Preparing for the Trip

After trying the van out on my trips to Sequoia and Yosemite National Parks here in California, I decided to fulfill, sooner rather than later, a long-standing desire to visit Alaska. As I was looking for an adventure, I plunged into planning and preparing for the trip. There was a lot of stuff to do just to get the house ready for my absence, much less planning the trip itself.

As might be expected, the departure date rushed up on me and I was very excited and filled with a variety of loose plans for the trip. The only two things I knew for sure was that I wanted to try to find the place my parents had lived in Alaska, called "the Butte", and I wanted to take the van on a ferry trip thru the Inside Passage. Oh, and I wanted to look at real estate along the way, for a potential vacation or 2nd home.

A host of secondary goals were also floating around ... visit the Kenai Peninsula, visit some friends-of-a-friend, see the famed Denali National Park, do something semi-extreme like a rafting trip or an airplane ride, and so on. I was all over the place researching things on the net. In addition, I had put a fair amount of effort into outfitting the van for the trip, including adding a bike rack and fixing some leaks in the water tanks, but I spent the most effort setting up a computer based navigation system.

It consisted of a tiny Fujitsu touch-screen laptop computer that I bought used on e-bay. It's 8x10x1", weighs about 1.4 lbs, with a 500Mhz processor, 256M of RAM, and a 20 gig HD. It's a cool little computer on it's own.
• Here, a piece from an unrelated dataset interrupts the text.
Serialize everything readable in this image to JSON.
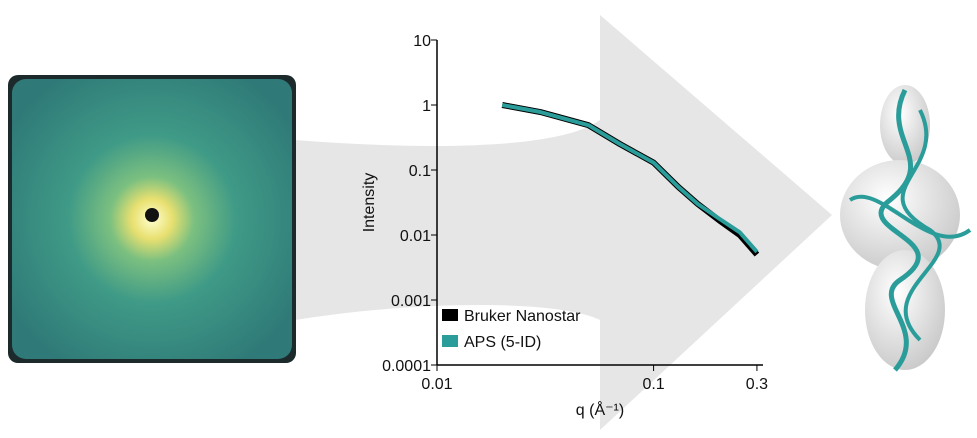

To that I added the top of the line Garmin G60-CS handheld GPS unit. It has a color display that is easily readable in full daylight, can store gobs of detailed maps, runs for 24 hrs on 2 AA batteries, and is rugged and portable for hiking.

I loaded the computer up with all of the available Garmin and National Geographic Road and Topo maps for the entire trip. At any point I had the most detailed 1:24000 scale maps available anywhere right at my fingertips. As I drove the system kept a complete track of the trip, including bike rides and hikes, when I would take the handheld unit with me. It was really cool having that map up there in the front of the van, continuously showing my position and direction in realtime. The system allowed me to make much better travel decisions, especially allowing me to wander around on dirt roads in strange new lands and never get lost.

When I finally left San Diego, I set out with little in the way of a plan than an exciting sense of adventure and a full six weeks to get to Alaska and back!